Avertissant que des termes tels que « sexe assigné » éloignent « la conversation des faits biologiques établis et [infuse] avec un agenda sociopolitique » qui accentue « les divisions sociales et politiques », les professeurs ont déclaré que « nous avons besoin d’un langage commun qui puisse nous aider à exprimer clairement nos opinions et à développer les meilleures politiques sur les questions médicales, sociales et juridiques ». Ils ont appelé les organisations professionnelles à « modifier leurs guides de style et leurs glossaires » pour promouvoir l’utilisation du terme « sexe » par opposition à « sexe assigné à la naissance ».

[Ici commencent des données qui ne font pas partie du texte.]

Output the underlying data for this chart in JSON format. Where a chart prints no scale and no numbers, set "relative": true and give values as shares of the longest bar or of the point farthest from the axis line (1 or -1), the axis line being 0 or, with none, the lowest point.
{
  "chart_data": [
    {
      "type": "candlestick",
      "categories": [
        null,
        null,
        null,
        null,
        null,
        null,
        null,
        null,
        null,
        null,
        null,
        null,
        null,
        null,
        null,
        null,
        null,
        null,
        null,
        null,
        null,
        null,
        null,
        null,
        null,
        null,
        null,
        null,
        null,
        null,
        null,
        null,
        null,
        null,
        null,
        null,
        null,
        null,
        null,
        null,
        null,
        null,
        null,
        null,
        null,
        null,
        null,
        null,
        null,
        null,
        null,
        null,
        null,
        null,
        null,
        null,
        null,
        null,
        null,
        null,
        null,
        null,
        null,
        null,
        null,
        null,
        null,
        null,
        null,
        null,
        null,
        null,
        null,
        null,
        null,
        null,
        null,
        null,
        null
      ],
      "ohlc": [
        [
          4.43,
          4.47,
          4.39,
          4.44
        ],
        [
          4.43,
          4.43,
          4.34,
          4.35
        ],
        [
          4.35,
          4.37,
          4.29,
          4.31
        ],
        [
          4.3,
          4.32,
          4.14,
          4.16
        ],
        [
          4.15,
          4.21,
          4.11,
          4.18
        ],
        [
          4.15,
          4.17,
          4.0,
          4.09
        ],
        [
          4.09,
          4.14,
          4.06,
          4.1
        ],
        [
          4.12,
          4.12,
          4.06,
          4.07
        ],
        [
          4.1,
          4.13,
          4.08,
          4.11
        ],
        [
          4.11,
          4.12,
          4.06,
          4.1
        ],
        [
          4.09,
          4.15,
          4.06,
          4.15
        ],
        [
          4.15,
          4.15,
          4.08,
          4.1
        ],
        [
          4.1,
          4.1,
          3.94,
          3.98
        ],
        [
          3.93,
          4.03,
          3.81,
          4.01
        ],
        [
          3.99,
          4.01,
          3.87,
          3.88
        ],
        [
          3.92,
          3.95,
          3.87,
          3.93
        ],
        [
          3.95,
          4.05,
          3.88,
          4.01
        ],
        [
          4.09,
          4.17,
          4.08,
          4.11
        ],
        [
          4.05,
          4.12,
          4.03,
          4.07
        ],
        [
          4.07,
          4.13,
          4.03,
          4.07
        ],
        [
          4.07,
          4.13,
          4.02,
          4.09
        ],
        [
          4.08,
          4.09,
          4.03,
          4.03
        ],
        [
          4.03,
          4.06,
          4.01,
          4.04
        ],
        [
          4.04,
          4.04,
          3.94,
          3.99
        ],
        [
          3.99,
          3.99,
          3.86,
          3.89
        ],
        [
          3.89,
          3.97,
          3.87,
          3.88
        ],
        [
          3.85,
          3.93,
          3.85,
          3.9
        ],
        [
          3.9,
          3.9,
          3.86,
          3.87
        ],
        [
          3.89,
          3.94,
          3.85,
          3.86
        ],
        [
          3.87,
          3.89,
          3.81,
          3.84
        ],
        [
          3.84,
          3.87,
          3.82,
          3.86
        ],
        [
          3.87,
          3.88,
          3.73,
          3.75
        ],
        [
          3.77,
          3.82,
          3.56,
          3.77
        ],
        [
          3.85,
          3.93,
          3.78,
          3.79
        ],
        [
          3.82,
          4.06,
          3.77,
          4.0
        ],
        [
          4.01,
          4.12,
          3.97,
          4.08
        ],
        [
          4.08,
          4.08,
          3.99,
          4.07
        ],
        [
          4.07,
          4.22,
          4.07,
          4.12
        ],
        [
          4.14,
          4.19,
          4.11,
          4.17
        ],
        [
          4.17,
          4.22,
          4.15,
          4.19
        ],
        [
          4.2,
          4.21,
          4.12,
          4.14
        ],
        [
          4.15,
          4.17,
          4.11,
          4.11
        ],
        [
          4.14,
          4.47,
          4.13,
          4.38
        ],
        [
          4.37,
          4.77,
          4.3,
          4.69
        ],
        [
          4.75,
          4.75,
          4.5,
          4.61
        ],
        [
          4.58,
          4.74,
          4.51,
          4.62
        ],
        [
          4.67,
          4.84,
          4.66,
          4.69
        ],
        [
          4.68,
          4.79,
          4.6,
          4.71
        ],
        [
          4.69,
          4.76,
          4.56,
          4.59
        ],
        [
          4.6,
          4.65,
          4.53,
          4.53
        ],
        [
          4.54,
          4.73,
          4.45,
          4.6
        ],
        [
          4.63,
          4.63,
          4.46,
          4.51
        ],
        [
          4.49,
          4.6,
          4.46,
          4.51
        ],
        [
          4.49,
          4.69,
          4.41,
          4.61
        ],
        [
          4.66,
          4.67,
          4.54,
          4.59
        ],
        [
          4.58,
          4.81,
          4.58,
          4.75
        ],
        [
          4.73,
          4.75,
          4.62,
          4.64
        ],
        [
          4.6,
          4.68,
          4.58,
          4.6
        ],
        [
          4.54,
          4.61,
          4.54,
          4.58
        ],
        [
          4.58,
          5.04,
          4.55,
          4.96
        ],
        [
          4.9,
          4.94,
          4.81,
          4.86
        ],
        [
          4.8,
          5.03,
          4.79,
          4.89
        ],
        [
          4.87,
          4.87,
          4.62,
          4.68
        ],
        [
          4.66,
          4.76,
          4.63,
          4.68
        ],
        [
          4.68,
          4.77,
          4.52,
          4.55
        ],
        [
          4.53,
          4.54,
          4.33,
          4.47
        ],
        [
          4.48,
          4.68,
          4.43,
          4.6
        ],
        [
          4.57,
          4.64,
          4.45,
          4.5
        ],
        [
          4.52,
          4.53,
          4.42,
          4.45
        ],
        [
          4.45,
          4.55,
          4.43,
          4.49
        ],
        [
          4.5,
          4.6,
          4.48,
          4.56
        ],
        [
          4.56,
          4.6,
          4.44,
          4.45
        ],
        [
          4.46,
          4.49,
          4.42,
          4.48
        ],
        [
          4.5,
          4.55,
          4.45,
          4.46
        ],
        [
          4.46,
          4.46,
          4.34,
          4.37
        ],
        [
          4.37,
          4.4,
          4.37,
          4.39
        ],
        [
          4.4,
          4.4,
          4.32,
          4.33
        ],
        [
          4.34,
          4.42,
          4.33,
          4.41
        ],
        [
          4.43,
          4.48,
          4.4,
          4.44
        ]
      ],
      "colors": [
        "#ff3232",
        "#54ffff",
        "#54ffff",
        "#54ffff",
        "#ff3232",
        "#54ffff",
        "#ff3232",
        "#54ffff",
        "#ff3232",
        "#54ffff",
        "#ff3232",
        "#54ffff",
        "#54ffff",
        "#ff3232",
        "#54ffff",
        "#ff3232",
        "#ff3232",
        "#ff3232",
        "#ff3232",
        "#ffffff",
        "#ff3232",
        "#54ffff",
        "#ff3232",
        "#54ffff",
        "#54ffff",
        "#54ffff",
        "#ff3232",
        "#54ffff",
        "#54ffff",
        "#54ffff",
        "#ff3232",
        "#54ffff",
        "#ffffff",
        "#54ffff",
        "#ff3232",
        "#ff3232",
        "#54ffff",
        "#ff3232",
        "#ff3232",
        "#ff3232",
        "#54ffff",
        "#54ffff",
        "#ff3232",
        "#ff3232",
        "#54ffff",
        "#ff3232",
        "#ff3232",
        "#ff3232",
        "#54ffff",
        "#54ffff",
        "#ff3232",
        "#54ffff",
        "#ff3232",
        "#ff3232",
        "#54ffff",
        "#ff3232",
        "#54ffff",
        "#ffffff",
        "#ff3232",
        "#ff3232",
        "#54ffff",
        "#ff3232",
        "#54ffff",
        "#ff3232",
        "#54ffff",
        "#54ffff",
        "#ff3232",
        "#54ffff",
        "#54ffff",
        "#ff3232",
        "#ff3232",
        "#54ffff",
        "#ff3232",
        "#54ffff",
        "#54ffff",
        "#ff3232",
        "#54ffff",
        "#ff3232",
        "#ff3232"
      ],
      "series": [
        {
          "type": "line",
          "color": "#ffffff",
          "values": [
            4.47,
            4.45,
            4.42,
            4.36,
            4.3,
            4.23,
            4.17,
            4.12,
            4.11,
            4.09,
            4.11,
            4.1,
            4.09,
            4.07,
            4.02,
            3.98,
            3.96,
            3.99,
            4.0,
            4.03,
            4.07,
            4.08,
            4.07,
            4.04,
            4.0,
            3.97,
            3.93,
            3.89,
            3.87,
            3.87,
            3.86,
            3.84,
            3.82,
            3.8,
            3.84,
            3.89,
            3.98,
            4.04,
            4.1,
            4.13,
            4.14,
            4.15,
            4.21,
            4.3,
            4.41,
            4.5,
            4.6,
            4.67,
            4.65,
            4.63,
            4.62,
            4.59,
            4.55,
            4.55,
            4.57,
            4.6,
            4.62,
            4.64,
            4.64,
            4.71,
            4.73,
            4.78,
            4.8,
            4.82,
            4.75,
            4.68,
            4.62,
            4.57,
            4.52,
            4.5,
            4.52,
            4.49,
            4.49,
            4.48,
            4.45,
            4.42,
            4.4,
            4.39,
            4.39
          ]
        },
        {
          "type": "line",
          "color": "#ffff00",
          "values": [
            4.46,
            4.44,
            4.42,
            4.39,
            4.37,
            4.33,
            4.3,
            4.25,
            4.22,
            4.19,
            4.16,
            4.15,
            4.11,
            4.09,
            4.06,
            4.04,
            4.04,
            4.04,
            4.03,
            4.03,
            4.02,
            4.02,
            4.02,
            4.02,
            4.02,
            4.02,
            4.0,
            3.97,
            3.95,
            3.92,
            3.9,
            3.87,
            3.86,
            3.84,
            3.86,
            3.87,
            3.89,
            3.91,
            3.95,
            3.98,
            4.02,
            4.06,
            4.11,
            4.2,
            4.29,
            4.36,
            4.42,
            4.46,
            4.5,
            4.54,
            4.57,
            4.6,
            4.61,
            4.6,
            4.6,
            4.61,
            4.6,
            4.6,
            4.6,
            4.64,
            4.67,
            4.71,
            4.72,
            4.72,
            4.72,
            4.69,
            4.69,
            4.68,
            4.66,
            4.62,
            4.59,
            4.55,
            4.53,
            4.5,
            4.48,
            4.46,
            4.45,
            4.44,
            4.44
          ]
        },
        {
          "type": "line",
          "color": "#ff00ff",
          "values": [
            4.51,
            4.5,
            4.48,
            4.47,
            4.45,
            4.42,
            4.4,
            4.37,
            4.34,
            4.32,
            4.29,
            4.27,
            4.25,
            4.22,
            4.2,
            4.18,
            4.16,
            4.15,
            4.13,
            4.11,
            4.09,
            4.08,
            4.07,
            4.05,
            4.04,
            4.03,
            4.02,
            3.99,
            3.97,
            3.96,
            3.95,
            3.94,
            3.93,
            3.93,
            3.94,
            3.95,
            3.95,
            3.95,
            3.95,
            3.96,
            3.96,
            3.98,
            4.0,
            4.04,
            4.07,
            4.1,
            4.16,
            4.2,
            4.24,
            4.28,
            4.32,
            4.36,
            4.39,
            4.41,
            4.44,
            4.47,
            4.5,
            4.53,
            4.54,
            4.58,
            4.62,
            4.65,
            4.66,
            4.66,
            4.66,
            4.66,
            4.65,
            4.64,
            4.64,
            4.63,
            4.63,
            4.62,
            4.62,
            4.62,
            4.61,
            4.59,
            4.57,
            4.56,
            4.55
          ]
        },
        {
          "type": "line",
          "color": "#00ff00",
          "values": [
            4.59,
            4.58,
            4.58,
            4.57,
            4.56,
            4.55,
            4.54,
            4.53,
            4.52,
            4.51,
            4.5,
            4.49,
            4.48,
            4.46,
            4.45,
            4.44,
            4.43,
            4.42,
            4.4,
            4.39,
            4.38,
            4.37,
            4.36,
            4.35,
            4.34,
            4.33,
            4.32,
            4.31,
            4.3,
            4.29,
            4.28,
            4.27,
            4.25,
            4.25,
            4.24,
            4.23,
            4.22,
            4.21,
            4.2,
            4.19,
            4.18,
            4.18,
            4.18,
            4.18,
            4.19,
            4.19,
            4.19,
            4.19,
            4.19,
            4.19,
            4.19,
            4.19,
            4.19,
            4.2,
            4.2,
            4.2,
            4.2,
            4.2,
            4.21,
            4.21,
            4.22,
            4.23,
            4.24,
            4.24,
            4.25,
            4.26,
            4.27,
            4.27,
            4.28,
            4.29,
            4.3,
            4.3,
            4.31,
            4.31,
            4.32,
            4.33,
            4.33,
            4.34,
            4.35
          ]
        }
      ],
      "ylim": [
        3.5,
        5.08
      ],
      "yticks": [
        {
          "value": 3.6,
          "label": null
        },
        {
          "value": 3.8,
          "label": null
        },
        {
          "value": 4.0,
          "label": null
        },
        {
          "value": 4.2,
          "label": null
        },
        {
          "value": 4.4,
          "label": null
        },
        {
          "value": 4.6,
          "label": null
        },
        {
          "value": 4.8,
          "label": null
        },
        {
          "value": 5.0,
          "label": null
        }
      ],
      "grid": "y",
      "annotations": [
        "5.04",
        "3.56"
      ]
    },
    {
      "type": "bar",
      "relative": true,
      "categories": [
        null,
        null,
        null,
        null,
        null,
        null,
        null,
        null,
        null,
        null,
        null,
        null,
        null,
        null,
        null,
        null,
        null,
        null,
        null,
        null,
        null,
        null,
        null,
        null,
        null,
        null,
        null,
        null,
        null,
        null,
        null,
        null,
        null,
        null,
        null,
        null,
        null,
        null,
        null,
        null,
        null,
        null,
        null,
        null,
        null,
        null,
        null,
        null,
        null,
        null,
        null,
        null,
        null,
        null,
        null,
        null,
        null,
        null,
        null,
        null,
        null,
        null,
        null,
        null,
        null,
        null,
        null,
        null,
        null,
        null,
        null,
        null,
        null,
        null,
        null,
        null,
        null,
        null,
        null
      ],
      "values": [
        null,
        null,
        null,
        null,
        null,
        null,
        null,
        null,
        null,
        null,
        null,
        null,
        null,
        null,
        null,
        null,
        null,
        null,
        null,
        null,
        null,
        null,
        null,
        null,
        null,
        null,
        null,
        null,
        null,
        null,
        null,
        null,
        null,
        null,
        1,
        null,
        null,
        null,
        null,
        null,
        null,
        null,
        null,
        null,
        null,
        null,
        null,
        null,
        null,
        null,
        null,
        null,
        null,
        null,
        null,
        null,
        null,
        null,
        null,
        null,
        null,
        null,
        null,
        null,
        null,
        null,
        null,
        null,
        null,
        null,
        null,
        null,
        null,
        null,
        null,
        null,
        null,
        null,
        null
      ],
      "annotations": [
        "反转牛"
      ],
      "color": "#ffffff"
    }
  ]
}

« Les journalistes, les professionnels de la santé, les universitaires et autres ont le pouvoir collectif de restaurer un langage qui reflète plus fidèlement la réalité. Nous devrons attendre qu’ils le fassent », ont-ils conclu.
L'éditorial publié mercredi dernier n'était pas la première fois que Byrne et Hooven s'exprimaient contre l'idéologie LGBT. Hooven, qui est également chercheur principal à l'American Enterprise Institute, un groupe de réflexion de tendance conservatrice, devait prendre la parole lors d'une table ronde centrée sur « pourquoi le sexe biologique reste une catégorie analytique nécessaire en anthropologie » l'année dernière avant qu'elle ne soit publiée. annulé en raison des craintes que cela offense la communauté LGBT.
En 2018, Byrne a signé une lettre condamnant la « suppression » de l’analyse, soulevant des questions sur l’idéologie LGBT.